Fair enough, but why? What about our sleep habits relates to our weights?

Turns out, a whole lot.

The most obvious reasoning is that if you get less sleep at night, you’re more likely to be fatigued during the day and you won’t have the energy to exercise. But it’s not just fatigue that gets us. A 1999 University of Chicago study “found that building up a sleep debt over a matter of days can impair metabolism and disrupt hormone levels.”

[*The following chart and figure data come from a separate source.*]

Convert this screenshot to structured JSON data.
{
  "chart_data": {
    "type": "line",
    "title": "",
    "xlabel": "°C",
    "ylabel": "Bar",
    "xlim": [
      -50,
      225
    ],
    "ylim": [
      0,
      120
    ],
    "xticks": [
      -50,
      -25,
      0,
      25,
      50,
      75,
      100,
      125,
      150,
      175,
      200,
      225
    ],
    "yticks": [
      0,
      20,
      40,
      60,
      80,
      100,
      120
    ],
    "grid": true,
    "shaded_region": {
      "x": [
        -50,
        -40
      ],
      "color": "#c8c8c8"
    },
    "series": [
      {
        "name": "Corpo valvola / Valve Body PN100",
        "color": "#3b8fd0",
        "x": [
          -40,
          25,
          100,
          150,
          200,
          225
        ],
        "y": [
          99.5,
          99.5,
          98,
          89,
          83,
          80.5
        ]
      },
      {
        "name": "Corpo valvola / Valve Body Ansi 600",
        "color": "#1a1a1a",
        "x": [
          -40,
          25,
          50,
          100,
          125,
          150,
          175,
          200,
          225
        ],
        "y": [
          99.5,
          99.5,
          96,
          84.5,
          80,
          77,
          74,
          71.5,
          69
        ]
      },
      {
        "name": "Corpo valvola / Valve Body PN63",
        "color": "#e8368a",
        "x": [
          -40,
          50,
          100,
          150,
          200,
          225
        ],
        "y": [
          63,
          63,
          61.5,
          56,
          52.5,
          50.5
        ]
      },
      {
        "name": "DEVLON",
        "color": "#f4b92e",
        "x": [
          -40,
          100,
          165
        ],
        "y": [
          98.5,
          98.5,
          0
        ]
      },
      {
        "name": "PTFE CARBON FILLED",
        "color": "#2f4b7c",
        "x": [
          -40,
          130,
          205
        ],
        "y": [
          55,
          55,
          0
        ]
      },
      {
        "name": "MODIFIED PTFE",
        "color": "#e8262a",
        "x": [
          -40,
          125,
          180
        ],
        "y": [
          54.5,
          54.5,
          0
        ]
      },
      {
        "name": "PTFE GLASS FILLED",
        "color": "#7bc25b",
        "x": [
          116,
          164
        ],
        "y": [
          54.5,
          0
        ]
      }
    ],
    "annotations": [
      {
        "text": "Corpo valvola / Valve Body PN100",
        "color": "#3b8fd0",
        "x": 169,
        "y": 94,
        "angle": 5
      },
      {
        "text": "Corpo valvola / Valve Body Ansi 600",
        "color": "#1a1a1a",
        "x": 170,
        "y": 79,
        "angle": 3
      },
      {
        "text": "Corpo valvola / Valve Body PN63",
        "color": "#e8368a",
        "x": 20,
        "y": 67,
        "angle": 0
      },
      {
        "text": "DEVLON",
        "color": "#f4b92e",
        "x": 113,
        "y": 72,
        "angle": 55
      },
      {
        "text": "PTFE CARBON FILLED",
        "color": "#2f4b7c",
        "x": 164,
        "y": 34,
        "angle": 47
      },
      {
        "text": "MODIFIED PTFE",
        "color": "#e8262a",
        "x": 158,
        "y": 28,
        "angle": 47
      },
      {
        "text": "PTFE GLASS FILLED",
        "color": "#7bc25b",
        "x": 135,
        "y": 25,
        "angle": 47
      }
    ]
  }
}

In a 2005 Medscape article, Drs. Eva Van Cauter, et al. explained that “the regulation of leptin, a hormone released by the fat cells that signals satiety to the brain and thus suppresses appetite, is markedly dependent on sleep duration.” Bascially, the less you sleep, the less leptin you have in your system. If you don’t have enough leptin in your system, your body thinks its starving, even if you’ve been eating enough.

In a recent post, I talked about the circadian rhythm, which is the body’s natural 24-hour clock. In a 2011 study, Wenyu Huang, Kathryn Moynihan Ramsey and Joseph Bass concluded “that the circadian system is tightly coupled with processes controlling both sleep and metabolism,” and that “disruption of either the circadian clock or metabolism can lead to derangement of the other, thus predisposing to metabolic disorders such as obesity and type 2 diabetes.”

In laymen’s terms: mess with your natural sleep cycle (i.e., get too little sleep) and you mess with your metabolism, too.

So, what is enough sleep? Different studies give different numbers, but in general adults need between seven and eight hours and children need between 10 and 12 hours a night. Whether you want to look good on the beach this summer or if you just want to take care of your health, get to sleeping! Your waistline will thank you.